Editor’s Note: RealClearLife, a news and lifestyle publisher, is now a part of InsideHook. Together, we’ll be covering current events, pop culture, sports, travel, health and the world.
Reinhold Hanning, a former SS guard stationed at Auschwitz during the Second World War, lived a free postwar existence until three years ago when Germany lifted its statute of limitations for the prosecution of war criminals.
Hanning, who was then 94 years old, suddenly found himself facing justice in June of 2016 when he was charged with 170,000 counts of murder — the approximate number of deaths he oversaw during his tenure as a sergeant at the death camp, the Atlantic reported.
But prosecutors were fighting an uphill battle in trying to get a conviction for a 70-year-old crime that happened in a location that has since been destroyed, along with almost all pertinent record. Add to that Hanning’s claim that he never actually saw victims being gassed to death and prosecutors were nearly out of options.

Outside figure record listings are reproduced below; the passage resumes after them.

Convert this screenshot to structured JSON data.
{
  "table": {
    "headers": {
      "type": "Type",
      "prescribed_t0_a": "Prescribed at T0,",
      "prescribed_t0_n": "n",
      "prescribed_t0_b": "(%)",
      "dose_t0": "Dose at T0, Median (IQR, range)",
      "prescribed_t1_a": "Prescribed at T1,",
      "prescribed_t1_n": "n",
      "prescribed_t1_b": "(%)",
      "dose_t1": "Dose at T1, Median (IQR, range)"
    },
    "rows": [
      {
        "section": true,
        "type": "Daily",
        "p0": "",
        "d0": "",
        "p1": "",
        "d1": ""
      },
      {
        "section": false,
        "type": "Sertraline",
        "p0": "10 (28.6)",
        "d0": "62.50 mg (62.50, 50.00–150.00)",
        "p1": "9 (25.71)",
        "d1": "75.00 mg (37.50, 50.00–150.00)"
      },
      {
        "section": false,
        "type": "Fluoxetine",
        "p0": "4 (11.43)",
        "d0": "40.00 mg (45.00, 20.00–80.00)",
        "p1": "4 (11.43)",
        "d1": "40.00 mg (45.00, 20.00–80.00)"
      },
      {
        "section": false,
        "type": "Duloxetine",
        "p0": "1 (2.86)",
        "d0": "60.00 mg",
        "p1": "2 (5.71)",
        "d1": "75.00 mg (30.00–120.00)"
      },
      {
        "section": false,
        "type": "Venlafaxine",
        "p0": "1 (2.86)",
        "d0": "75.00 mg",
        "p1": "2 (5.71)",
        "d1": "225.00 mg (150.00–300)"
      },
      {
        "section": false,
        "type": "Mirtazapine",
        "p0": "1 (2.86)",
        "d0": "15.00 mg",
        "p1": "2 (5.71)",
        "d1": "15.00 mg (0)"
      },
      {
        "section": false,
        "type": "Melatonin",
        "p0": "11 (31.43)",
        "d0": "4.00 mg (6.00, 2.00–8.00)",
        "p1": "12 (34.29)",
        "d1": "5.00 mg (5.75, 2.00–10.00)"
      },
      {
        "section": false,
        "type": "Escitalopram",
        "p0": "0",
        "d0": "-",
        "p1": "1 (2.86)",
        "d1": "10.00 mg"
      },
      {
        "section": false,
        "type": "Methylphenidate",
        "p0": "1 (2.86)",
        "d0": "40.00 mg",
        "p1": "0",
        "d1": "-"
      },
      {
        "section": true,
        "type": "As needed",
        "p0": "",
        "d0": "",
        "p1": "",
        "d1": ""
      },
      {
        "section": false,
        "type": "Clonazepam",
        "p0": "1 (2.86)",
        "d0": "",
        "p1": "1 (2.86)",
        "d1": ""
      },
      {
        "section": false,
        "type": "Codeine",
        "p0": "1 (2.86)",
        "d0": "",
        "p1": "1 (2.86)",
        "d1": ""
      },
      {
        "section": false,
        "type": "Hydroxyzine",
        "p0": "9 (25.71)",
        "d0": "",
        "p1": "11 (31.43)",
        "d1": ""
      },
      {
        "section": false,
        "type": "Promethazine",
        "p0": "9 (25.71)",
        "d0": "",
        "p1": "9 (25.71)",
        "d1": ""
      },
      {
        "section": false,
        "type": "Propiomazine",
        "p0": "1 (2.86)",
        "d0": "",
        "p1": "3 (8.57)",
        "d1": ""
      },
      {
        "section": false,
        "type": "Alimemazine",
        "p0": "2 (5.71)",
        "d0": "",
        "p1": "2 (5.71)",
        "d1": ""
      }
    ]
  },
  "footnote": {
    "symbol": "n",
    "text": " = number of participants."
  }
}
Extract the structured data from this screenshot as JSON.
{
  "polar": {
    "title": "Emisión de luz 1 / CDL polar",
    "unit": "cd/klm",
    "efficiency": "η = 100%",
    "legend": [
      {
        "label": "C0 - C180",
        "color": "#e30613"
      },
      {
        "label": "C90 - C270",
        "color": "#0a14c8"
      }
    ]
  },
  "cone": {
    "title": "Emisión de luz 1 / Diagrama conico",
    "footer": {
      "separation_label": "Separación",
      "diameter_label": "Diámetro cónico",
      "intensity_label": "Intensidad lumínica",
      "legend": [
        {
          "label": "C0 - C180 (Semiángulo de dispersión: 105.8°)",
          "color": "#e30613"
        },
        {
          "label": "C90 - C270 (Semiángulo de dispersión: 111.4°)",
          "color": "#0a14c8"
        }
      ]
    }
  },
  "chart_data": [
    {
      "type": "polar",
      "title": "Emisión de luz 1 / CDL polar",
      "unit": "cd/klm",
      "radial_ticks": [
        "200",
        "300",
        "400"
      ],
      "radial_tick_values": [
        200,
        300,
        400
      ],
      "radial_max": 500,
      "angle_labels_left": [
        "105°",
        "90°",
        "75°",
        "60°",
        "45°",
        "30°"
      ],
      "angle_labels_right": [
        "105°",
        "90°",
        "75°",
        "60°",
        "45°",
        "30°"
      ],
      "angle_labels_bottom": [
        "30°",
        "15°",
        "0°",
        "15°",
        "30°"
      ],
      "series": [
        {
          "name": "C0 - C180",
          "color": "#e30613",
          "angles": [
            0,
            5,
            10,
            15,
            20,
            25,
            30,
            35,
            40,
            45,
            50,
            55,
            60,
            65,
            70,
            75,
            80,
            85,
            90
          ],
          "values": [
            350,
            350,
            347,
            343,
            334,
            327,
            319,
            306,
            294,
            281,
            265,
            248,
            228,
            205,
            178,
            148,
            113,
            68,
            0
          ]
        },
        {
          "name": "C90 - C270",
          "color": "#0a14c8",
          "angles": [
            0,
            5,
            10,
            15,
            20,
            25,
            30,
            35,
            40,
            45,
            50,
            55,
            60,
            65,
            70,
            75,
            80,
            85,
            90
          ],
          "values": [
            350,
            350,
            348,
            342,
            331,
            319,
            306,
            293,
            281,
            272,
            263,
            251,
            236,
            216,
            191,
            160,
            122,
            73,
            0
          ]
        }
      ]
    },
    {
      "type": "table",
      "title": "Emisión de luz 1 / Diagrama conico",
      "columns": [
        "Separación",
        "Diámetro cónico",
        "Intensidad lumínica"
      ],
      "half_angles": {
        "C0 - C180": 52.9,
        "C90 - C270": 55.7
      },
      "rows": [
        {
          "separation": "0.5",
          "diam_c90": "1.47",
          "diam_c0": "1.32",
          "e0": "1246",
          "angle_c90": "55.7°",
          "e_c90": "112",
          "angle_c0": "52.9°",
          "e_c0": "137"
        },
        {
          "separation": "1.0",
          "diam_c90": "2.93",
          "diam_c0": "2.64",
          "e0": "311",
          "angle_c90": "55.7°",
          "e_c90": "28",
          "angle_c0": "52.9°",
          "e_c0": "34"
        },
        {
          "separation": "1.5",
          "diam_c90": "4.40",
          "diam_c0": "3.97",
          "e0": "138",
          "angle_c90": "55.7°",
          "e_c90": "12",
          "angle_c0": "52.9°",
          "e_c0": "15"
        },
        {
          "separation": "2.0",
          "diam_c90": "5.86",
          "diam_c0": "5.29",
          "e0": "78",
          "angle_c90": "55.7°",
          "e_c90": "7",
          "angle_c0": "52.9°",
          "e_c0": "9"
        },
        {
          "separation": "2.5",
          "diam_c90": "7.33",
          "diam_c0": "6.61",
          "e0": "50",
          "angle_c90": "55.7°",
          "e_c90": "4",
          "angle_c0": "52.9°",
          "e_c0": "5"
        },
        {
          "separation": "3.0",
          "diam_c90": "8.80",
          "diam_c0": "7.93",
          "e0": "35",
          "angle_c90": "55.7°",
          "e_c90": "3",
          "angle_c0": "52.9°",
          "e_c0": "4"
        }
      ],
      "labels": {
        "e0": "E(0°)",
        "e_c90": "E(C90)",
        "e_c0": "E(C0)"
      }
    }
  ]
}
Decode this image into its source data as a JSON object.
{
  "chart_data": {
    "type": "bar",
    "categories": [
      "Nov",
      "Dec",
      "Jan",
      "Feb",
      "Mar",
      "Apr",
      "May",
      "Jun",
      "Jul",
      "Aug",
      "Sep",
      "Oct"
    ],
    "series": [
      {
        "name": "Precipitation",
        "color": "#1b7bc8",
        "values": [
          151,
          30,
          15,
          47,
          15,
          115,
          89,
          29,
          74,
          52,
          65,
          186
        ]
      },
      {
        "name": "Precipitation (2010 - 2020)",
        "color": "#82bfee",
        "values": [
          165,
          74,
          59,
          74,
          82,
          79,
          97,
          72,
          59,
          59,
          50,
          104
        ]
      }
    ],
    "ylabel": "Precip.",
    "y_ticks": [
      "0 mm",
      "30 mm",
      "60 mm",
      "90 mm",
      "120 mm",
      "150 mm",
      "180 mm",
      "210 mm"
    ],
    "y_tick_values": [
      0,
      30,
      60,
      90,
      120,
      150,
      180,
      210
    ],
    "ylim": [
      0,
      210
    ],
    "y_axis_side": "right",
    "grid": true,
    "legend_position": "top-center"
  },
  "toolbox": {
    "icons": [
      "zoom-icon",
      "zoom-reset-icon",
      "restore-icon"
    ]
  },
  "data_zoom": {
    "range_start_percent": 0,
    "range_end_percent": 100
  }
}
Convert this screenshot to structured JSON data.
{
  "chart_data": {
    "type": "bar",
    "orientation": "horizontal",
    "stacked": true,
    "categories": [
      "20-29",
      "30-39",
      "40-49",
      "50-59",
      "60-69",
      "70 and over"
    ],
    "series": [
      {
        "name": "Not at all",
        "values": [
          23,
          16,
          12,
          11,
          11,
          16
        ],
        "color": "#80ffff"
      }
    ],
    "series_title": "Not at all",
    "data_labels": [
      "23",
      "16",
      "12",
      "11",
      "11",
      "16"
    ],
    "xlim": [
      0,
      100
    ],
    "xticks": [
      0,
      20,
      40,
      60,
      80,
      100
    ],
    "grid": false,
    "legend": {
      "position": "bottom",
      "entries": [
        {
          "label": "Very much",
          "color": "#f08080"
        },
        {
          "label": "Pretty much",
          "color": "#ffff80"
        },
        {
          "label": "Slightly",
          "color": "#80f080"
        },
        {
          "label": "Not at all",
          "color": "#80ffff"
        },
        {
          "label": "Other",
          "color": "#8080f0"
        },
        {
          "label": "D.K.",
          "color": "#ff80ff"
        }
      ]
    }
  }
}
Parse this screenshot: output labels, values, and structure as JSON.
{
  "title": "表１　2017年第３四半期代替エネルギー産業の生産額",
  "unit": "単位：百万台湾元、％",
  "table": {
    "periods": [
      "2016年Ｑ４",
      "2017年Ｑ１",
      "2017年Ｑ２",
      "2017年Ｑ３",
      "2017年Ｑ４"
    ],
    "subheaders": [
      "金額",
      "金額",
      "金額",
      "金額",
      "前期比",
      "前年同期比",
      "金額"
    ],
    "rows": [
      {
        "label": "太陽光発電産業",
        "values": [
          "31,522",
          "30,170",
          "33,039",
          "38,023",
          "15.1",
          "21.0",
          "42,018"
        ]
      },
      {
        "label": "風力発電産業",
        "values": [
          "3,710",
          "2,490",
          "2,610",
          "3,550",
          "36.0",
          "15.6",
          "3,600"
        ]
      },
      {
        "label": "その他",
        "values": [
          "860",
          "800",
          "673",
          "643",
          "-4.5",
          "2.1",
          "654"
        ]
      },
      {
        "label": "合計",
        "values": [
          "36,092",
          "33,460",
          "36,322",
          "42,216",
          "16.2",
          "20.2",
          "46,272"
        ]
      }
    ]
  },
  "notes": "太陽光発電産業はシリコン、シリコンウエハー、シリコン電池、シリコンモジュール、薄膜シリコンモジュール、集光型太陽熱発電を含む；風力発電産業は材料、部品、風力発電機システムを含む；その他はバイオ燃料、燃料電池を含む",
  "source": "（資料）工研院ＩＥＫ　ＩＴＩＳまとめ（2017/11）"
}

That is until virtual reality wound up in the courtroom, for the first time, in what might be the last trial of a Nazi that served under Adolf Hitler. As depicted in a new documentary “Nazi VR,” the technology was able to show how, through millions of laser scans, historical blueprints of the site, aerial photographs, and witness testimonies, Hanning, in his position, would have been involved in a process that came to be known as “selection.”
“Selection” at Nazi death camps was the process of monitoring arriving prisoners as they were sorted into groups headed directly into labor or the gas chambers.
“Virtual reality is a great tool to objectively establish what was visible to the defendant,” said David Scheffer, who served as Germany’s war-crimes ambassador from 1997 to 2001, in the film. “So, as Mr. Hanning claimed, ‘I was in such a position that I could not have seen what was occurring elsewhere in the camp,’ the VR will contradict that claim.”